Publié le 25/04/2019
Est-ce que les inégalités sociales, en particulier en matière d’emploi, ne seraient pas entre les métropoles et le reste du pays, mais bien plutôt, à l’intérieur même des métropoles ?
Absolument ! C’est l’idée qu’il faut marteler. Certains, comme Christophe Guilluy ont gagné la bataille médiatique des idées en répétant que l’opposition était entre les métropoles et les territoires périphériques, alors que c’est totalement faux : les inégalités les plus fortes sont au sein des métropoles et en particulier au sein de l’Île-de-France. Le taux de pauvreté à l’intérieur même de Paris est supérieur à la moyenne nationale ! Il y a plus d’inégalités à l’intérieur des métropoles que dans les autres territoires. Quant aux territoires dits périphériques, ils sont extraordinairement variés, certains allant très bien, d’autres pas du tout. Le souci est d’ordre statistique car les données que nous avons sont toujours un peu globales. Mais dès que l’on travaille et que l’on approfondit, on voit une véritable mosaïque avec des petites villes qui vont très bien, avec, à côté, à moins de 20 km plus loin, des petites villes qui vont mal.
Vous expliquez ce patchwork par le fait que, désormais, la sociologie d’un territoire commanderait plus que son économie …
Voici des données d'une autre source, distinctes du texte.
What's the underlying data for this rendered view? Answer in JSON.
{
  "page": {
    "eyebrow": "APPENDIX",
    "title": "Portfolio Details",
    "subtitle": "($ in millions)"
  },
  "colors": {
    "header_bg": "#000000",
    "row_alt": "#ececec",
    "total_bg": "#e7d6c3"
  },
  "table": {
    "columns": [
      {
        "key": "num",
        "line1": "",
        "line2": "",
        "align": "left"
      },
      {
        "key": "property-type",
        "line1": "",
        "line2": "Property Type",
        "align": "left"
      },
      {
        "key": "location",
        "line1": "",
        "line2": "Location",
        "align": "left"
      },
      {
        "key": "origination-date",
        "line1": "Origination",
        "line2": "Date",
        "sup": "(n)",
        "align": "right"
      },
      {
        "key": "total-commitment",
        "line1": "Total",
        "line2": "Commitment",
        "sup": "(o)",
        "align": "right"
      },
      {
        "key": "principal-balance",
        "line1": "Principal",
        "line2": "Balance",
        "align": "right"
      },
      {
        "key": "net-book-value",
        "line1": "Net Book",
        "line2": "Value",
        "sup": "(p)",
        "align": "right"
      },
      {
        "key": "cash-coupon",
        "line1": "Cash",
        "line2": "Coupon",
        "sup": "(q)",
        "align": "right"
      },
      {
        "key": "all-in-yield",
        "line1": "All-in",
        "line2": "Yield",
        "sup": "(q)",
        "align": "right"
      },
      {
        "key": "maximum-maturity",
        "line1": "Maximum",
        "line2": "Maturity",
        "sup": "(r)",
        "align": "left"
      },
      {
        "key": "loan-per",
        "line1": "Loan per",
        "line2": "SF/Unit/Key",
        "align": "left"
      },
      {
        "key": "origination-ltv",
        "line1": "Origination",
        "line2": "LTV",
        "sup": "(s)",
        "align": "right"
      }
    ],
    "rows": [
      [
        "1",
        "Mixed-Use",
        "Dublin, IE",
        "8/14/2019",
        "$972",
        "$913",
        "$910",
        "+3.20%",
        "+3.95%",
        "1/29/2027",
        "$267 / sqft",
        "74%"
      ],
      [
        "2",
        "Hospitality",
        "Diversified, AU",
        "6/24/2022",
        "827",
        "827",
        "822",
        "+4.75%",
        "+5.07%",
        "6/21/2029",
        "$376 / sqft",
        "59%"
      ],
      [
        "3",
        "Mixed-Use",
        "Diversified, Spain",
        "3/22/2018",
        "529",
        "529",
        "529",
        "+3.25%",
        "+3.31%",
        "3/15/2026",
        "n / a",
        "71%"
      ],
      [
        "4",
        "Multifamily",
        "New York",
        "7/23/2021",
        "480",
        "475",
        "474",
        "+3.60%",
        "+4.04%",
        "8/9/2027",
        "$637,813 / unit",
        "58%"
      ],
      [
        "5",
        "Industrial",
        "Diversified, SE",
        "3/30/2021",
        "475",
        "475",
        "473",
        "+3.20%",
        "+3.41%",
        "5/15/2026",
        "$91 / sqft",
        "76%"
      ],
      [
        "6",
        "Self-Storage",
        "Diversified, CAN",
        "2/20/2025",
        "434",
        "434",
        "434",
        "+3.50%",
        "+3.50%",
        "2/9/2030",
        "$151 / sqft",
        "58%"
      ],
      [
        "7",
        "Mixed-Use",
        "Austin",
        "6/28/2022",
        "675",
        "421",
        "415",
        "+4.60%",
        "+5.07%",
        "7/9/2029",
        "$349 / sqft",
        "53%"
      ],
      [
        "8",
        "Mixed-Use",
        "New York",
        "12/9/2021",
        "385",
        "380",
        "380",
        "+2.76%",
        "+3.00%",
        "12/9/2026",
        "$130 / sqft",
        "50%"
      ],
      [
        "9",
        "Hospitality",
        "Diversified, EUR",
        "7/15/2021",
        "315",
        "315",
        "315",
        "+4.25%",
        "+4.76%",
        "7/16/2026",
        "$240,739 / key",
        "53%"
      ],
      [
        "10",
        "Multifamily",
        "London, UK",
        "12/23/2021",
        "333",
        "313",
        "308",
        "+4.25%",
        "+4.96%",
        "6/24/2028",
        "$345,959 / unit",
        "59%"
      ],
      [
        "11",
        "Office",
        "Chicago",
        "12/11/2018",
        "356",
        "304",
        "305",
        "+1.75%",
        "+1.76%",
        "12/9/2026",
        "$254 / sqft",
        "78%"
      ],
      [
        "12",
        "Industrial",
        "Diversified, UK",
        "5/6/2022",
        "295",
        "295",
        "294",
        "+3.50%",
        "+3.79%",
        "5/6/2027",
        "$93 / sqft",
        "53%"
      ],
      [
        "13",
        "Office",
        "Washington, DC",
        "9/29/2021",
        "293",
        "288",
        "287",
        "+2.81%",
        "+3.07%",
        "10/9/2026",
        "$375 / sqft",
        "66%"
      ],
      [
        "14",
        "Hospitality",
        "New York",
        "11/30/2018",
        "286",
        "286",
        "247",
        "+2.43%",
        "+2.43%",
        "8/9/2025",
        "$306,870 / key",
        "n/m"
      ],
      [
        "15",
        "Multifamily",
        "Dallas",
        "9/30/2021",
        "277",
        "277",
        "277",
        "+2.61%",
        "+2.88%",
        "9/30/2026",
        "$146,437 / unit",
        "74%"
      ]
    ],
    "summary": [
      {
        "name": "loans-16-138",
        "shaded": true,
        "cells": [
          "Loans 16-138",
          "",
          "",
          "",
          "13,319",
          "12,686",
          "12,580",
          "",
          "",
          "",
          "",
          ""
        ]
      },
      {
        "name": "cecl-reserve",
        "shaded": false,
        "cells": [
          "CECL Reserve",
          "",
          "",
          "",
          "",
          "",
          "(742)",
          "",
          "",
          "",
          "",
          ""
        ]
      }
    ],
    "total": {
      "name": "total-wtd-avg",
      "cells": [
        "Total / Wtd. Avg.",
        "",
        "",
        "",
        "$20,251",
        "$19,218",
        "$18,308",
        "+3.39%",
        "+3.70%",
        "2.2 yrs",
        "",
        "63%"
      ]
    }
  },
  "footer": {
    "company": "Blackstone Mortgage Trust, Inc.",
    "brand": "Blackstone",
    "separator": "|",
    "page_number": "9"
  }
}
Je veux dire par là que les déterminismes économiques traditionnels comme par exemple la localisation des entreprises avec la proximité des matières premières ou des marchés, ne jouent plus vraiment. Il faut en finir avec une vision trop fataliste des dynamiques territoriales ; en dehors d’activités très spécifiques, les choix d’implantation sont très grands aujourd’hui avec des infrastructures abondantes et des compétences partout. Les marges de liberté ont considérablement augmenté. Il y a un déclin de la géographie subie pour les entreprises et aussi pour les individus : jadis la mobilité des personnes suivait celle des capitaux. Les travailleurs n’avaient pas d’autre choix que de suivre les mouvements décidés par les dirigeants de firme.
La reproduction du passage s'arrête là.